Из кафе ехали на такси. Ночной город играл разноцветными огнями, которые немного расплывались то ли от её довольного прищура, то ли от выпитого вина. Надя почувствовала на колене руку Игоря Николаевича и вздрогнула. Промелькнула запоздалая мысль, что надо было всё-таки сесть спереди, как он и предлагал ей. Но она не послушала: вспомнила недавний разговор где-то в гостях о том, что в такси или в другой машине с незнакомым водителем лучше ехать на заднем сидении, а на переднее, которое называют «местом смертника», желательно не садиться. «Если жизнь дорога», - добавил тогда рассказчик, чьими словами так вдруг прониклась Надя. Они и сейчас отзывались в её голове отдалённым эхом. «Если жизнь дорога…»
Рука Игоря Николаевича поднялась выше на талию, потом коснулась её шеи, и она почувствовала его губы рядом со своими. Это был первый поцелуй в её жизни, и она отдалась в этом поцелуе так, как может отдаться искренне любящая, безгранично доверяющая и жаждущая именно этого мужчину женщина.

Когда такси остановилось возле её дома, из него вышла совсем другая Надя, в какой-то мере уже не девственница: она пустила в себя мужские соки, и те забурлили в ней, взыграли в нижних чакрах сильным желанием, которое вмиг преобразило её, выплеснув наружу весь тщательно скрываемый до сих пор огонь.

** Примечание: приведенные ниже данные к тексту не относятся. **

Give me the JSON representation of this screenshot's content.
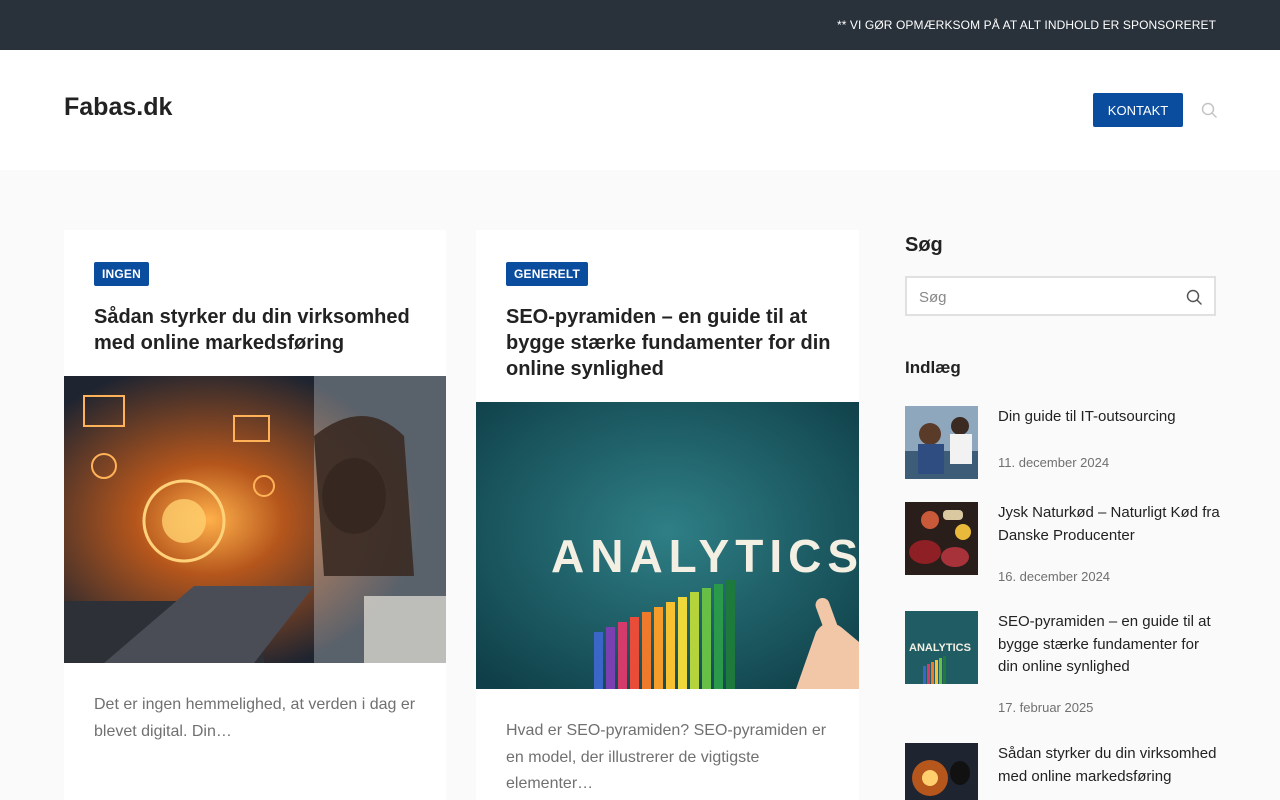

Игорь Николаевич несказанно удивился произошедшей метаморфозе, ещё больше разгорячился и припал напоследок к её пылающим губам долгим страстным поцелуем.
- Я позвоню, - зашептал он, когда смог наконец оторваться от неё.
 
И не обманул. На следующий день вечером в Надиной квартире раздался телефонный звонок. Она подскочила и помчалась в прихожую.

- Здравствуй, Надя, - его голос проник в неё мягкой бархатистой волной.
- Здравствуй… - она запнулась и покосилась на открытую дверь комнаты, в которой родители смотрели телевизор. Подумала, что лучше говорить на ты – легче будет придумать отговорку.
- Давай встретимся завтра. Вечером, после работы. Сможешь?
«Конечно!» - захотелось ей закричать и подпрыгнуть от радости. Но она, насколько смогла, спокойно ответила:
- Да, смогу.
- Тогда завтра в семь  в нашем кафе.

«В нашем кафе». Эта фраза растеклась по Наде живительными ручейками, которые заполнили её без остатка, заставив позабыть обо всём на свете: о страхах, о чувстве вины, о его жене и вообще о том, что бывают в этой жизни какие-то невозможные вещи.

Долго в кафе они не сидели. Игорь Николаевич сказал, что договорился насчёт аренды квартиры. Она кивнула в ответ. Через час он жарко обнимал её в скромных однокомнатных апартаментах, меблированных большой двуспальной кроватью…
Домой Надя вернулась, когда часы показывали одиннадцать. Её никто ни о чём не спрашивал: родители были заранее предупреждены, что дочь задержится допоздна на работе. Они уже укладывались. Стараясь не попадаться им на глаза, она быстро прошмыгнула в ванную.
 
- Ужин на плите! – бросила ей вдогонку мама.
- Хорошо-хорошо, - ответила Надя и поскорей закрылась.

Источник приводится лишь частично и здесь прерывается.